1. Hukuk Dairesi 2019/187 E. , 2019/866 K.
"İçtihat Metni"MAHKEMESİ :ASLİYE HUKUK MAHKEMESİ
Taraflar arasında görülen tapu maliki ile mirasbırakanın aynı kişi olduğunun tespiti davası sonunda, yerel mahkemece davanın reddine ilişkin olarak verilen karar davacılar vekili tarafından yasal süre içerisinde duruşma istekli temyiz edilmiş olmakla dosya incelendi,davanın niteliği gereği duruşma isteği reddedildi, Tetkik Hakimi ...’un raporu okundu, açıklamaları dinlendi, gereği görüşülüp düşünüldü;
-KARAR-
Dava, tapu kayıt maliki ile davacıların mirasbırakanının aynı kişi olduklarının tespiti istemine ilişkindir.
Mahkemece, iddianın ispatlanamadığı gerekçesi ile davanın reddine karar verilmiştir.
6100 sayılı Hukuk Muhakemeleri Kanununun 382/1 maddesinde; “Çekişmesiz yargı, hukukun mahkemelerce, aşağıdaki üç ölçütten birine veya birkaçına göre bu yargıya giren işlere uygulanmasıdır” hükmüne yer verilmiş; bu ölçütler ise ilgililer arasında uyuşmazlık olmayan haller, ilgililerin ileri sürebileceği herhangi bir hakkın bulunmadığı haller ve hakimin re’sen harekete geçtiği haller olarak ifade edilmiştir.
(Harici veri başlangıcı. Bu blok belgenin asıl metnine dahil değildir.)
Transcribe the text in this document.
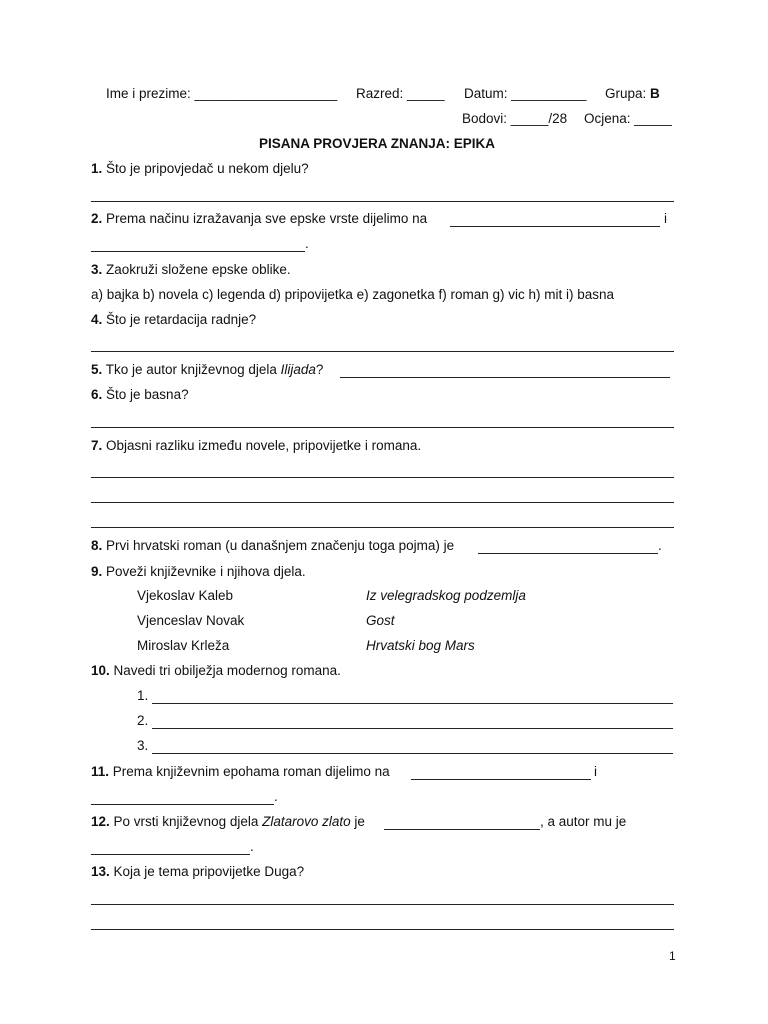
Ime i prezime: ___________________ Razred: _____ Datum: __________ Grupa: B
Bodovi: _____/28 Ocjena: _____
PISANA PROVJERA ZNANJA: EPIKA
1. Što je pripovjedač u nekom djelu?
2. Prema načinu izražavanja sve epske vrste dijelimo na	i
.
3. Zaokruži složene epske oblike.
a) bajka b) novela c) legenda d) pripovijetka e) zagonetka f) roman g) vic h) mit i) basna
4. Što je retardacija radnje?
5. Tko je autor književnog djela Ilijada?
6. Što je basna?
7. Objasni razliku između novele, pripovijetke i romana.
8. Prvi hrvatski roman (u današnjem značenju toga pojma) je	.
9. Poveži književnike i njihova djela.
Vjekoslav Kaleb	Iz velegradskog podzemlja
Vjenceslav Novak	Gost
Miroslav Krleža	Hrvatski bog Mars
10. Navedi tri obilježja modernog romana.
1.
2.
3.
11. Prema književnim epohama roman dijelimo na	i
.
12. Po vrsti književnog djela Zlatarovo zlato je	, a autor mu je
.
13. Koja je tema pripovijetke Duga?
1
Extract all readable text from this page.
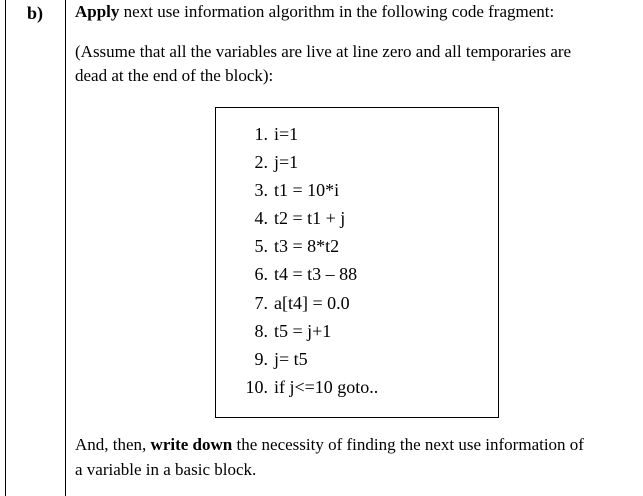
b) Apply next use information algorithm in the following code fragment:
(Assume that all the variables are live at line zero and all temporaries are
dead at the end of the block):
And, then, write down the necessity of finding the next use information of
a variable in a basic block.
1. i=1
2. j=1
3. t1 = 10*i
4. t2 = t1 + j
5. t3 = 8*t2
6. t4 = t3 – 88
7. a[t4] = 0.0
8. t5 = j+1
9. j= t5
10. if j<=10 goto..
Kanunda çekişmesiz yargı işlerinin neler olduğu önce genel çerçevesi belirlenerek, daha sonra da mümkün olduğunca sayılarak belirtilmiştir. Ancak bu sayma sınırlı olmadığından yasa maddesinde sayılmayan fakat çekişmesiz yargı ölçütlerini taşıyan diğer işlerin de çekişmesiz yargı işi olarak kabulü gerekir. Yani, 382. maddede sayılmamakla beraber çekişmesiz yargının ölçütlerinden birini veya birkaçını taşıyan bir iş de çekişmesiz yargı işi olarak değerlendirilebilir.
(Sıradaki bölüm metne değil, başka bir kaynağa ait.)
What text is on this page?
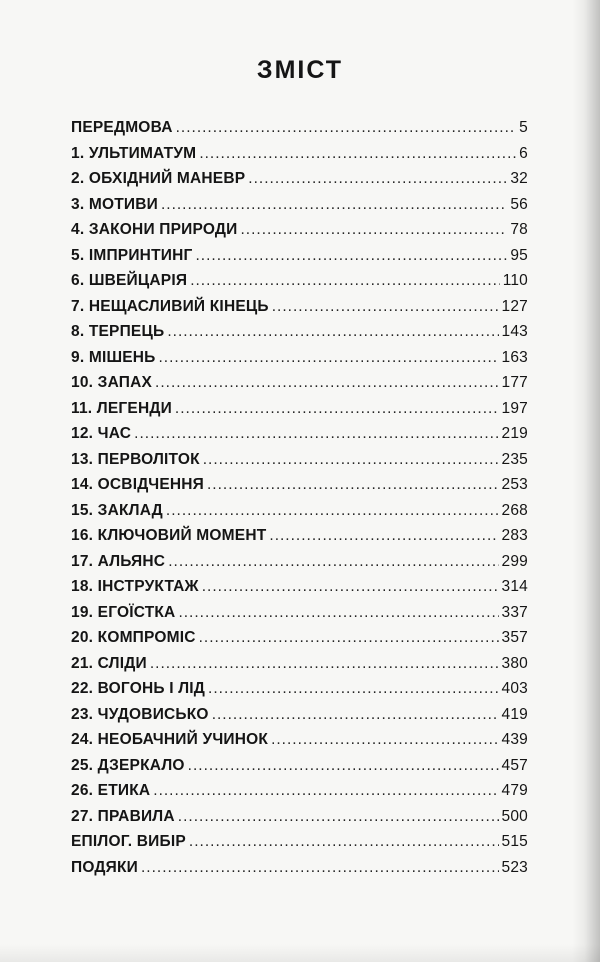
ЗМІСТ
ПЕРЕДМОВА .....	5
1. УЛЬТИМАТУМ .....	6
2. ОБХІДНИЙ МАНЕВР .....	32
3. МОТИВИ .....	56
4. ЗАКОНИ ПРИРОДИ .....	78
5. ІМПРИНТИНГ .....	95
6. ШВЕЙЦАРІЯ .....	110
7. НЕЩАСЛИВИЙ КІНЕЦЬ .....	127
8. ТЕРПЕЦЬ .....	143
9. МІШЕНЬ .....	163
10. ЗАПАХ .....	177
11. ЛЕГЕНДИ .....	197
12. ЧАС .....	219
13. ПЕРВОЛІТОК .....	235
14. ОСВІДЧЕННЯ .....	253
15. ЗАКЛАД .....	268
16. КЛЮЧОВИЙ МОМЕНТ .....	283
17. АЛЬЯНС .....	299
18. ІНСТРУКТАЖ .....	314
19. ЕГОЇСТКА .....	337
20. КОМПРОМІС .....	357
21. СЛІДИ .....	380
22. ВОГОНЬ І ЛІД .....	403
23. ЧУДОВИСЬКО .....	419
24. НЕОБАЧНИЙ УЧИНОК .....	439
25. ДЗЕРКАЛО .....	457
26. ЕТИКА .....	479
27. ПРАВИЛА .....	500
ЕПІЛОГ. ВИБІР .....	515
ПОДЯКИ .....	523
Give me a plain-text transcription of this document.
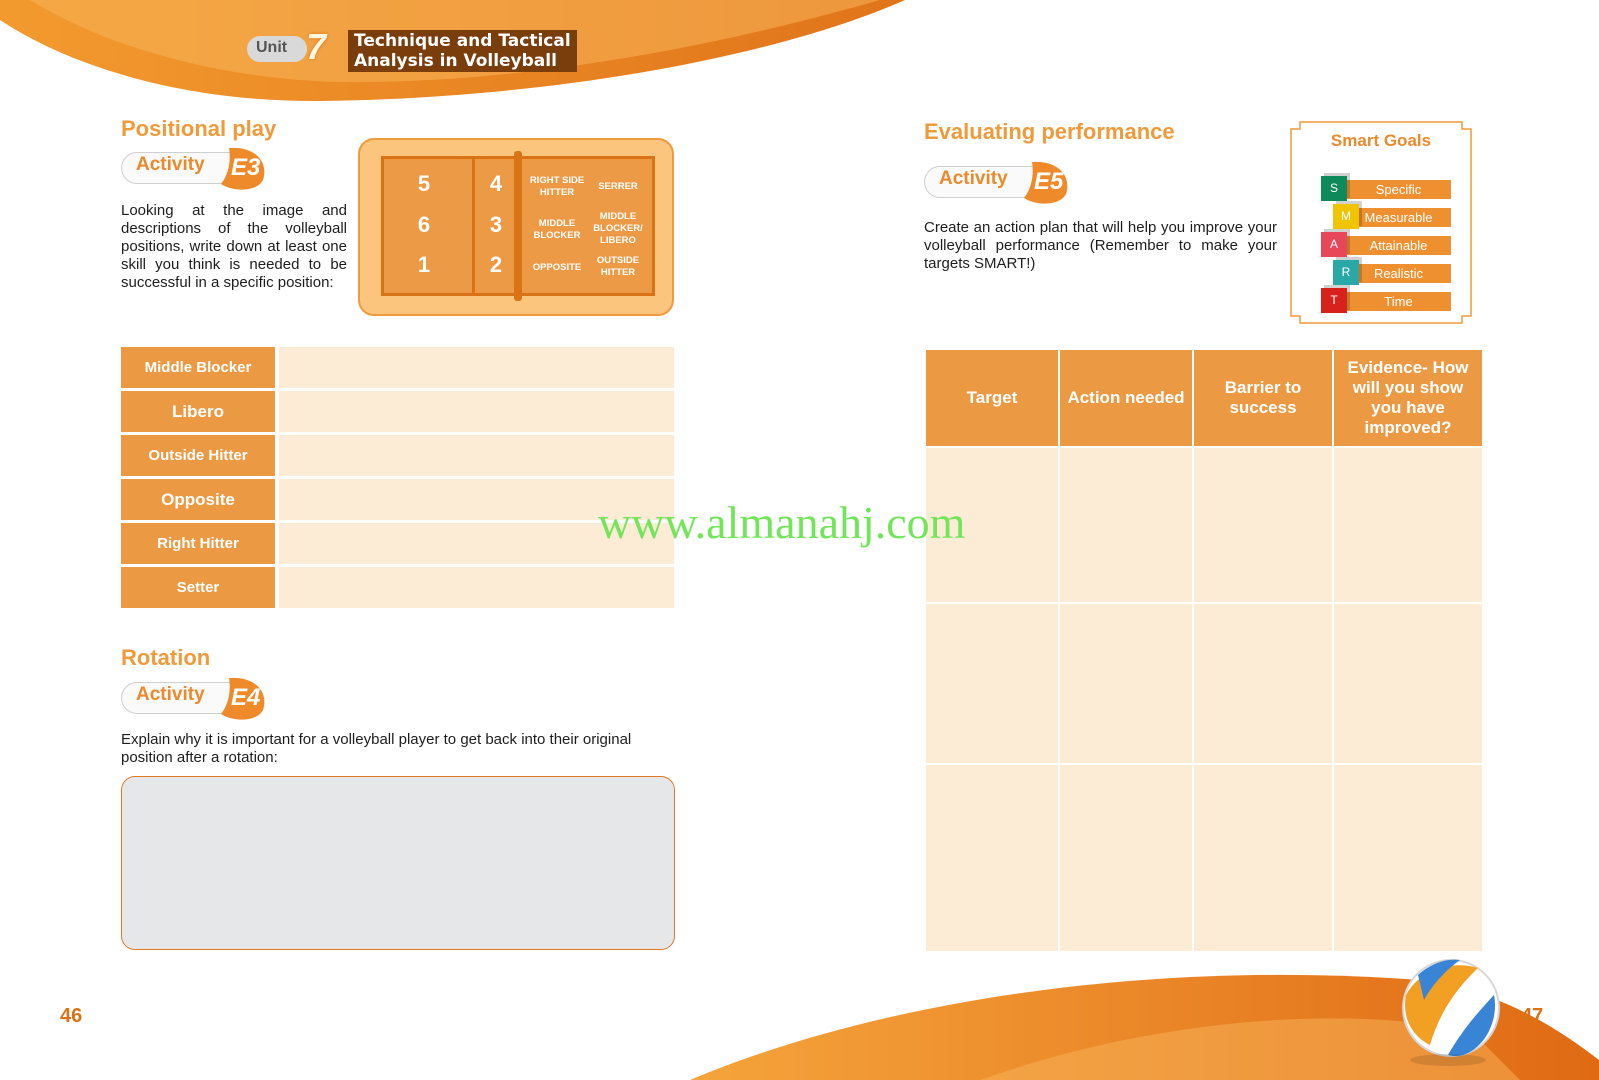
Unit 7 Technique and Tactical
Analysis in Volleyball
Positional play
Activity E3
Looking at the image and descriptions of the volleyball positions, write down at least one skill you think is needed to be successful in a specific position:
5	4
6	3
1	2
RIGHT SIDE HITTER
SERRER
MIDDLE BLOCKER
MIDDLE BLOCKER/ LIBERO
OPPOSITE
OUTSIDE HITTER
Middle Blocker
Libero
Outside Hitter
Opposite
Right Hitter
Setter
Rotation
Activity E4
Explain why it is important for a volleyball player to get back into their original position after a rotation:
Evaluating performance
Activity E5
Create an action plan that will help you improve your volleyball performance (Remember to make your targets SMART!)
Smart Goals
Specific
S
Measurable
M
Attainable
A
Realistic
R
Time
T
Target	Action needed	Barrier to success	Evidence- How will you show you have improved?

www.almanahj.com
46	47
Tapu kayıt maliki ile davacının miras bırakanının aynı kişi olduğunun tespiti davaları da 6100 sayılı Hukuk Muhakemeleri Kanununun 382. maddesinde belirtilen çekişmesiz yargı işlerinden sayılmalıdır. Kaldı ki, 382. maddenin 2-ç/1 fıkrasında “Taşınmaz üzerinde taraf oluşturulmasına ve hak ihlaline sebebiyet vermeyecek düzeltmelerin yapılması” çekişmesiz yargı işi sayılmış olup, niteliği itibariyle tespit taleplerinden başka bu tarife uyacak bir dava türü de bulunmamaktadır.
Talep tarihi itibariyle yürürlükte bulunan 6100 sayılı Hukuk Muhakemeleri Kanununun 383. maddesine göre de, çekişmesiz yargı işlerinde görevli mahkeme, aksine bir düzenleme bulunmadığı sürece Sulh Hukuk Mahkemeleridir. Bu itibarla, çekişmesiz yargı işi olan tespit taleplerine Sulh Hukuk Mahkemelerince bakılması gerekir. Anılan Kanunun 114/1-c ve 115. maddeleri gereğince, görev dava şartlarından olup mahkeme, dava şartlarının mevcut olup olmadığını davanın her aşamasında kendiliğinden araştırmalıdır.
Somut uyuşmazlıkta davacılar; 6100 sayılı HMK"nun yürürlük tarihinden sonra 10.09.2012 tarihli dava ile, 57 ada 2 parsel sayılı taşınmazın ¼ paydaşı görünen “... kızı...’nin , kök mirasbırakanları ...olduğunun tespitine karar verilmesi isteği ile eldeki davayı açmışlardır.
Hâl böyle olunca anılan isteğin Asliye Hukuk Mahkemesinde yazılı yargılama usulüne göre görülmesi mümkün olmadığından, görevsizlik kararı verilmesi gerekirken aksi düşünce ile yazılı şekilde davanın esası hakkında karar verilmesi doğru değildir.
Davacıların yerinde bulunan temyiz itirazlarının kabulü ile, hükmün (6100 sayılı Yasanın geçici 3.maddesi yollaması ile) 1086 sayılı HUMK"un 428.maddesi gereğince BOZULMASINA, alınan peşin harcın temyiz edene geri verilmesine, 11.02.2019 tarihinde oybirliğiyle karar verildi.